Secondo il card. Sako “i motivi di tutta questa distruzione risiedono innanzitutto in coloro che perseguono i propri interessi economici, politici, etnici e religiosi. Sono persone, anche religiose, che non riescono ad uscire da una visione tribale, medioevale, che non risponde alle attese del popolo. Così come il fondamentalismo e l’estremismo religioso. La violenza in nome della religione è un peccato, la corruzione è peccato, rubare è peccato. Il popolo è deluso ed è sceso in piazza. La gente ha fame, vive in miseria e chiede che fine fanno i proventi del petrolio. Vuole conoscere i piani di sviluppo, i progetti per scuole, ospedali, lavoro, infrastrutture”. L’Iraq ha bisogno di uno Stato moderno costruito sulla cittadinanza e sul rispetto dei diritti di tutti. Basta con i conflitti settari ed etnici, ogni cittadino ha diritto a vivere in pace, in libertà, in sicurezza e con dignità. Non ci sarà progresso se non si esce da questa visione tribale di cui parlavo prima. La Siria, l’Iraq, la Libia, lo Yemen sono Paesi ricchi di risorse e quindi capaci di donare prosperità ai loro abitanti e stabilità alla regione. Ma i loro politici sembrano non avere visioni politiche, idee e progetti, strategie da mettere in atto per progredire”.

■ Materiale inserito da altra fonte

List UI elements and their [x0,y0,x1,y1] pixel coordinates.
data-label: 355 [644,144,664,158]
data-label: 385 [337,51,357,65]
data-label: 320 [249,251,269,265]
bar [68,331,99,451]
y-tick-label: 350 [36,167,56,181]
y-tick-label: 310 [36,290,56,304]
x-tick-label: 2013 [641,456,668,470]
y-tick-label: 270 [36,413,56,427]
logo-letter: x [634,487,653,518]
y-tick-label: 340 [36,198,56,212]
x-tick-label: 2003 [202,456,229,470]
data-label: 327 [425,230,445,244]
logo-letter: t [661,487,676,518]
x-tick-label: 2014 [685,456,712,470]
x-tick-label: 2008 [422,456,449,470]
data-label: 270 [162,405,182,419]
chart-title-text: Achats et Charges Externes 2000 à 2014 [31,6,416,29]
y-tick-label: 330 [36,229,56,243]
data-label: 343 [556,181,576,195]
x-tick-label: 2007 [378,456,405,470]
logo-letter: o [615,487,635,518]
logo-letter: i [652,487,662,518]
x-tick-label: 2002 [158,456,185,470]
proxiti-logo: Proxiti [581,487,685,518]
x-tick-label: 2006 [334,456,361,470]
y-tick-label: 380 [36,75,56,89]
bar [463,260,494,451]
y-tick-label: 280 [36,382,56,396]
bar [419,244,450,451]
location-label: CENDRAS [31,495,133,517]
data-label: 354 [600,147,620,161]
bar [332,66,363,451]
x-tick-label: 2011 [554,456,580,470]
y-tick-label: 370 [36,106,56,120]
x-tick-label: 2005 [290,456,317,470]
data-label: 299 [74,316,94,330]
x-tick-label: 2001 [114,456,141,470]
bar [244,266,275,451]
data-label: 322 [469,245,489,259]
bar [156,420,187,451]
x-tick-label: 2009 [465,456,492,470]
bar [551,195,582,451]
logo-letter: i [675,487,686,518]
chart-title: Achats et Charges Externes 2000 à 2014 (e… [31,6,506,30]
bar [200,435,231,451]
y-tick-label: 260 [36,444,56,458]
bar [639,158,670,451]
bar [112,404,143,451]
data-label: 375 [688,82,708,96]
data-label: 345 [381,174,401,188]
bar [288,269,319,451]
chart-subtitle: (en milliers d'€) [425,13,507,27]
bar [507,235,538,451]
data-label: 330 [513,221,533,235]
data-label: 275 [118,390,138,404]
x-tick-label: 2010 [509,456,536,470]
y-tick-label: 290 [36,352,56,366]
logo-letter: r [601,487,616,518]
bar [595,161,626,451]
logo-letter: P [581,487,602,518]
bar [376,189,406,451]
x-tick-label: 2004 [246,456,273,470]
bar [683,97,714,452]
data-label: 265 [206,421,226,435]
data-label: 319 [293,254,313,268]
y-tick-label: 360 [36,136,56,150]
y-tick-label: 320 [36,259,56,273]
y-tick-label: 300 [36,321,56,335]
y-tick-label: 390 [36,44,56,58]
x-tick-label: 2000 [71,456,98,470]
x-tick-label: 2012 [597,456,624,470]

Nonostante ciò il porporato vede “un cambiamento e una speranza”. Ma perché questo si realizzi è necessario che “le istituzioni pubbliche, le autorità religiose, quelle musulmane in testa, aiutino la gente a ragionare sulla fede e cercare un messaggio sociale e politico basato sulla tolleranza, sul rispetto della vita, sul diritto. L’Islam è chiamato a fare una riflessione di questo tipo, per cercare di capire dove è l’origine di tutto questo male, di tutti questi terroristi. E da lì arrivare a formare una nuova cultura, non rigida ma rispettosa, aperta e moderata”. “I manifestanti – ricorda il patriarca – hanno protestato anche contro tutti coloro che in nome della religione hanno rubato distruggendo il Paese”. Il patriarca invoca una presa di coscienza davanti ai mali che affliggono l’Iraq e non solo. “Tutti diciamo di avere fede ma fede e religione sono due cose diverse. Possiamo seguire una religione senza avere la fede. E chi ha fede non può uccidere, rubare, violentare. Commette questi crimini chi ha una religione senza fede e chi la sfrutta a fini personali”. Alla presa di coscienza deve seguire poi l’assunzione delle proprie responsabilità. Chiaro il pensiero del cardinale: “la piaga della corruzione si combatte con il rispetto e l’applicazione delle leggi. Chi contravviene deve essere arrestato. Per fare questo serve un Governo forte. Il denaro rubato deve essere recuperato e usato per il bene di tutti e non di pochi. In gioco ci sono centinaia di miliardi dollari. Dove sono finiti? Che cosa ci hanno fatto? Tutti sappiamo che non dobbiamo prendere ciò che non ci appartiene. Nelle scuole, nelle moschee, ovunque si deve lavorare per formare rettamente le coscienze delle persone. È un lavoro lungo ma non più procrastinabile”.

Un ultimo pensiero il patriarca Sako lo rivolge a Papa Francesco: “la sua volontà è chiara, vuole venire in Iraq per portare un messaggio di speranza e riconciliazione, nello spirito del documento sulla fraternità umana di Abu Dhabi. La sua presenza qui in Iraq sarebbe un grandioso gesto di pace non solo per noi ma per tutto il Medio Oriente, a cominciare dalla vicina Siria”.